Title IV: Improving Competition to Lower Drug Costs

The legislation contains a number of provisions aimed at lowering the price of prescription drugs, most notably by helping biosimilar and generic products get FDA approval, limiting exclusivity and requiring price increase reporting to HHS. Specifically, the bill would do the following:

  • With regard to biological products (like insulin), the bill would:
    • require patent information to be submitted to the Food and Drug Administration (FDA) and published in a single, searchable list of information about each biological product
    • clarify that those products cannot receive new, extended market exclusivities
    • clarify the process of FDA approval of biosimilar products
  • Regarding generics, the bill would:
    • Prevent first-to-file generic applicants from blocking the entrance of subsequent generic drugs to the market after the first 180 days
  • Limit the availability of new chemical entity (NCE) exclusivity to drugs to ensure that drug manufacturers cannot receive exclusivity for making small tweaks to old drugs and that only the most innovative or novel drugs qualify for exclusivity
  • Require manufacturers of certain prescription drugs to report information to HHS regarding the price of the drug, an explanation for the price increase and other information if the price increases 10% or more in a single year or 25% or more within three consecutive years

Employers and their employees will likely welcome the provisions that directly impact out-of-pocket and other costs.

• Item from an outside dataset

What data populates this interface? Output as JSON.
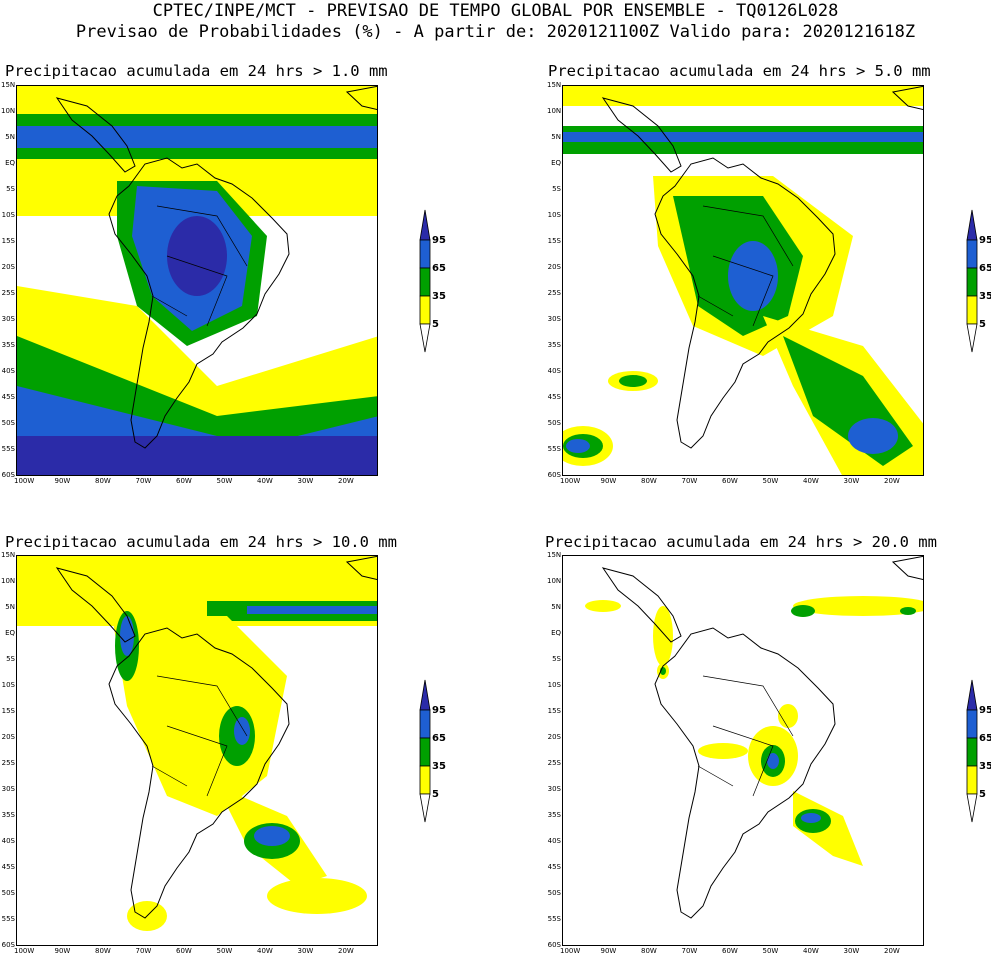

However, without the full bill language it is difficult to gauge what impact reporting will have on fully-insured plans and how onerous new plan reporting obligations will be for self-insured employers and groups. While this bill appears to be a high priority among lawmakers in both parties, it still faces an uncertain prospect for passage in 2020.


Keenan & Associates is not a law firm and no opinion, suggestion, or recommendation of the firm or its employees shall constitute legal advice. Clients are advised to consult with their own attorney for a determination of their legal rights, responsibilities and liabilities, including the interpretation of any statute or regulation, or its application to the clients’ business activities.